Microsoft is still trying to get somewhere with Silverlight and Expression Studio. How’s that going? 35% of PCs run Silverlight? I’m running Silverlight just to play Netflix videos. How much did Microsoft pay Netflix to get it to use Silverlight?

(In case you’ve any doubt that Mike Arrington is essentially a Microsoft PR conduit, check out the transcript: Ballmer: rant rant rant; Arrington: yeah; Ballmer: rant rant rant; Arrington: uhuh. Now that’s hard-hitting tech journalism.)

I mean, we’re gaining share. Apple is expensive. And in tough economic environment, people get it. Their model is, by definition, expensive. And we’ve actually held or maybe even gained just a tiny bit of share relative to the Mac in the last 12 months. And it’s not really Snow Leopard. It’s really Windows PCs versus Mac.

This only holds water if you count Netbooks as being PCs, and refuse to count iPod Touches or iPhones as Macs — since the iPod Touch serves much the same purpose as a Netbook — i.e. a tiny computer that kind of sucks as a computer but lets you surf the web and do email, and doesn’t cost much. There’s a big difference of course — Apple makes healthy margins on the iPod Touch.

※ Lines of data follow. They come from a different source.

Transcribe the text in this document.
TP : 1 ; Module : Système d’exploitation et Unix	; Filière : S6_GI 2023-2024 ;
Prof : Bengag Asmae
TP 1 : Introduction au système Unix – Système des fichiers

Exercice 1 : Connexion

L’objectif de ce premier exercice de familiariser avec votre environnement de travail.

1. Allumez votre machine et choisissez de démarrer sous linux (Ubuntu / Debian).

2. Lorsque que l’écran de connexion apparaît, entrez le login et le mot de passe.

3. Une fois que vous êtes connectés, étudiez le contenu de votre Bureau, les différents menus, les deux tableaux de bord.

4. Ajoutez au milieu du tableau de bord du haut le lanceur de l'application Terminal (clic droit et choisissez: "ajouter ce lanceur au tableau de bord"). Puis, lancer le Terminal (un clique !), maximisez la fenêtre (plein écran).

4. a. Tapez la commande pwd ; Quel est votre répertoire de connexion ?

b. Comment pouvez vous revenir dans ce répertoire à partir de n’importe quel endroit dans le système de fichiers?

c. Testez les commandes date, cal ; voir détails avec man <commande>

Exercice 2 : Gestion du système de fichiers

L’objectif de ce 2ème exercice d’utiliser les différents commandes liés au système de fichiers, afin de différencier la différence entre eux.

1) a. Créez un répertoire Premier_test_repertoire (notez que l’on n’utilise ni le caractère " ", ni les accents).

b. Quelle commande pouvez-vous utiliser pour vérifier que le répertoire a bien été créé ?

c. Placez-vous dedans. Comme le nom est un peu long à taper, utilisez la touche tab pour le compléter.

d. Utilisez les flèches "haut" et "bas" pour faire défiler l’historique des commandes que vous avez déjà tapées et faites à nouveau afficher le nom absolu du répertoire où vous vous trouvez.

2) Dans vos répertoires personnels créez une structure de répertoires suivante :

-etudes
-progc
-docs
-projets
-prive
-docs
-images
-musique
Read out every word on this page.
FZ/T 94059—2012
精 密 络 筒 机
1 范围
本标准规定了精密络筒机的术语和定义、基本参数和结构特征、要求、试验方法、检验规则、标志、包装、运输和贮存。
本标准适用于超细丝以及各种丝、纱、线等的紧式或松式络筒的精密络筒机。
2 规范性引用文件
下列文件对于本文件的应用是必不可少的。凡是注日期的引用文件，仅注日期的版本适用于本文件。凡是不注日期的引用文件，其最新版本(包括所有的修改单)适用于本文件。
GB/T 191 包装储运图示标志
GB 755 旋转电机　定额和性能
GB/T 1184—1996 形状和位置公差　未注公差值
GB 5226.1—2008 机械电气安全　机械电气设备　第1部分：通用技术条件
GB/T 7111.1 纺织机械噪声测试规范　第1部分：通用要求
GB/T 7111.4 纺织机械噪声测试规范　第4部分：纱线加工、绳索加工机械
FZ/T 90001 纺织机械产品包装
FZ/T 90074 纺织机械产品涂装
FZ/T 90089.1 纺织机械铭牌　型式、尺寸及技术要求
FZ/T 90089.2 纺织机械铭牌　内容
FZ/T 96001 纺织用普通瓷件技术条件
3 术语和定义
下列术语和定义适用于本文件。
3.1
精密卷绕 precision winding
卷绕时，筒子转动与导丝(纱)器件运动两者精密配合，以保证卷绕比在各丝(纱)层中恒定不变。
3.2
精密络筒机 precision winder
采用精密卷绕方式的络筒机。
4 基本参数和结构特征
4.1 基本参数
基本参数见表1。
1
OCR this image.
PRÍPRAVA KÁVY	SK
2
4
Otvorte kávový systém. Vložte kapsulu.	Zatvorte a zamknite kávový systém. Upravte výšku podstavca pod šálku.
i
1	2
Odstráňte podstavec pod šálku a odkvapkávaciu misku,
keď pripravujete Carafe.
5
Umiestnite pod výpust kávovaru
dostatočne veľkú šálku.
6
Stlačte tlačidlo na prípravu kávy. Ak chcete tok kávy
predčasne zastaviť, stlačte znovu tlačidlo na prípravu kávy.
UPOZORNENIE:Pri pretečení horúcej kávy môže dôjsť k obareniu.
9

Windows 7 definitely looks like a huge improvement over Windows Vista, and some of its new interface enhancements (e.g. automatically sizing Windows to fit half the screen (exactly) if you drag them to the right place seem like worthwhile innovations (if Microsoft has gotten the details right — for once). But it looks like a bit of a wash performance-wise (it’s not so much “faster than XP” as “not as much slower than XP as Vista was”). And PC World’s list of ten things that still need fixing is a lot more depressing than its ten best features list is exciting.